Não creio que essa questão deva ser analisada dessa perspectiva, uma vez que se trata de uma problemática mais ampla. Andy Hargreaves, numa conferência proferida no IV Colóquio de Ciências da Educação, realizado na Universidade Lusófona em 2003, refer-se a uma economia do conhecimento que estimula o crescimento e ao mesmo tempo fragiliza a ordem social, opondo interesses individuais e o bem comum.
Creio que essa questão deve ser analisada nesse contexto mais amplo, pois se por um lado a escola pública se massifica durante a expansão do capitalismo, alardeando a igualdade e a democratização de oportunidades, ao mesmo tempo tem sido responsável pela reprodução camuflada de inúmeras desigualdades.

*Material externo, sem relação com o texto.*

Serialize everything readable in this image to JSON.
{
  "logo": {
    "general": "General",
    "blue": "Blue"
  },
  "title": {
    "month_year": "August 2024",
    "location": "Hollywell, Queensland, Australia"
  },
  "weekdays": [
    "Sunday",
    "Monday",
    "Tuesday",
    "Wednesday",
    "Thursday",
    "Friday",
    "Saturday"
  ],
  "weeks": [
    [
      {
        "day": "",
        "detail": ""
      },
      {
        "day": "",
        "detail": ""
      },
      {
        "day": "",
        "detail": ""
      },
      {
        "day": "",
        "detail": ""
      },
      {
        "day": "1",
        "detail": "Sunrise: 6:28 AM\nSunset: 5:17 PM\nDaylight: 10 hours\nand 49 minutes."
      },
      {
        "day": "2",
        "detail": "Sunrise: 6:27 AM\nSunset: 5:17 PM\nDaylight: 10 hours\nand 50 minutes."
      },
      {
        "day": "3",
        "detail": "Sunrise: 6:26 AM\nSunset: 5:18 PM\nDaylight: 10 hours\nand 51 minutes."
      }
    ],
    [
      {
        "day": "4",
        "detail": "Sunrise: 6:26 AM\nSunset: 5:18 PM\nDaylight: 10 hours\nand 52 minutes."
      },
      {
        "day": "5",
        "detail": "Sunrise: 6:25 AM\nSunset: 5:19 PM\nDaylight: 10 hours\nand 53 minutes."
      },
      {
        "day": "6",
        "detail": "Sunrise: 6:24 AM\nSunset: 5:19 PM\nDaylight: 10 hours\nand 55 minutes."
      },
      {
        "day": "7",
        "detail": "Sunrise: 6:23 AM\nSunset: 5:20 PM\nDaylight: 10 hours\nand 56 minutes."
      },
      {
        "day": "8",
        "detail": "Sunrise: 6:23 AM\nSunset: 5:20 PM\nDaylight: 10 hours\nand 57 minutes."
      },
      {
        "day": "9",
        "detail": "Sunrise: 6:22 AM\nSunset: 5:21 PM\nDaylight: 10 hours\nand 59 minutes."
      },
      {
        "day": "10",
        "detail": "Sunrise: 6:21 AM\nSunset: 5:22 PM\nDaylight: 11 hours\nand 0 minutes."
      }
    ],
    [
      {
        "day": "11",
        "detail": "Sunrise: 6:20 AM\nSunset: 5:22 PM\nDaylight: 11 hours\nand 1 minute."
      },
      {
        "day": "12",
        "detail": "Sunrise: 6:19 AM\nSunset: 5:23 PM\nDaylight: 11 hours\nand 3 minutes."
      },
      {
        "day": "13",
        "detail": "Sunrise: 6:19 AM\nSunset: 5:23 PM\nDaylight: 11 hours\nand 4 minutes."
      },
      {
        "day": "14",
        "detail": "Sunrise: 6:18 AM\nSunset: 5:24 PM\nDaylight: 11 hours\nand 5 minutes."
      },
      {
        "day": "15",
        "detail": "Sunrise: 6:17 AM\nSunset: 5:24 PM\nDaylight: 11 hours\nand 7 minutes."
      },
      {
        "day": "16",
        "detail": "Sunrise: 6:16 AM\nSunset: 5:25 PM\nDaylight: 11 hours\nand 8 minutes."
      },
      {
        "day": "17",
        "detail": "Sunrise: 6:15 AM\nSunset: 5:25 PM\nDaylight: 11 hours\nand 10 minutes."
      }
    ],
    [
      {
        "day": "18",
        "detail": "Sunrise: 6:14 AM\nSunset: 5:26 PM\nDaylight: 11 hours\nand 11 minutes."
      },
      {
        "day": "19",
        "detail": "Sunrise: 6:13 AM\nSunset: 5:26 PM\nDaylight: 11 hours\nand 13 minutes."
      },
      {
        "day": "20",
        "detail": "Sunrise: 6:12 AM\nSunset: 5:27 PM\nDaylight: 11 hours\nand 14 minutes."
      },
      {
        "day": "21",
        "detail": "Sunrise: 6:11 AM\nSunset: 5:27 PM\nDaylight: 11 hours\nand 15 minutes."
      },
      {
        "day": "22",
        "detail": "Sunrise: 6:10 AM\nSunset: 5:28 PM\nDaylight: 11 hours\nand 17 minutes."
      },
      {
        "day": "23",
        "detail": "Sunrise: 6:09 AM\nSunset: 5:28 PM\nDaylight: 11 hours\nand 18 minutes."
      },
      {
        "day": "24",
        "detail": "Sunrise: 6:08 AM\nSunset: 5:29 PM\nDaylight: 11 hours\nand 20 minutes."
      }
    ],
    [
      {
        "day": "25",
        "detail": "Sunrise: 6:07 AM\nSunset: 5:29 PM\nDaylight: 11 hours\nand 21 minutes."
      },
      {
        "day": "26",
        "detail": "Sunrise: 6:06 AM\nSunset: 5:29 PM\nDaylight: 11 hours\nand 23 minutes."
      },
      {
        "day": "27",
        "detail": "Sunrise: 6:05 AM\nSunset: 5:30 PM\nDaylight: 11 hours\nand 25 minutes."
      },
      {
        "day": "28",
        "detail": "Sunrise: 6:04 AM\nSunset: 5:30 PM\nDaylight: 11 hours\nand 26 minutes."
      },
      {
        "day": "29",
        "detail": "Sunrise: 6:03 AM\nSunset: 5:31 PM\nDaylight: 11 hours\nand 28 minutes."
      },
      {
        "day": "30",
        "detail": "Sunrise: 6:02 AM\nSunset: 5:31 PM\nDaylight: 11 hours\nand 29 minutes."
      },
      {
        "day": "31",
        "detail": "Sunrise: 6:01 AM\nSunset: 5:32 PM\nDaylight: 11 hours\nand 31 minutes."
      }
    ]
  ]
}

Esperar que a escola se transforme em espaço de luta parece-me algo temeroso. Não porque eu não concorde com a ideia que a escola possa ser um espaço de rehumanização, mas porque temo que se aumente ainda mais a pressão que se faz sobre ela.
A escola tem sido vista como portadora de todos os males e ao mesmo tempo é extremamente desejada. Alguns defendem que a escola deve formar o cidadão "crítico-reflexivo" e prepara o aluno para a vida social. Outros dizem que a escola precisa de atender a novas demandas e preparar para  trabalho. E há ainda aqueles que dizem que a escola deve formar preservando os valores humanitários. E finalmente, os mais cépticos que dizem que a escola está em crise e não responde aos interesses da sociedade. Parece-me que são demasiadas exigências para a escola. Que tal se começassemos por esperar que ela cumpra o seu objectivo primeiro: ensinar?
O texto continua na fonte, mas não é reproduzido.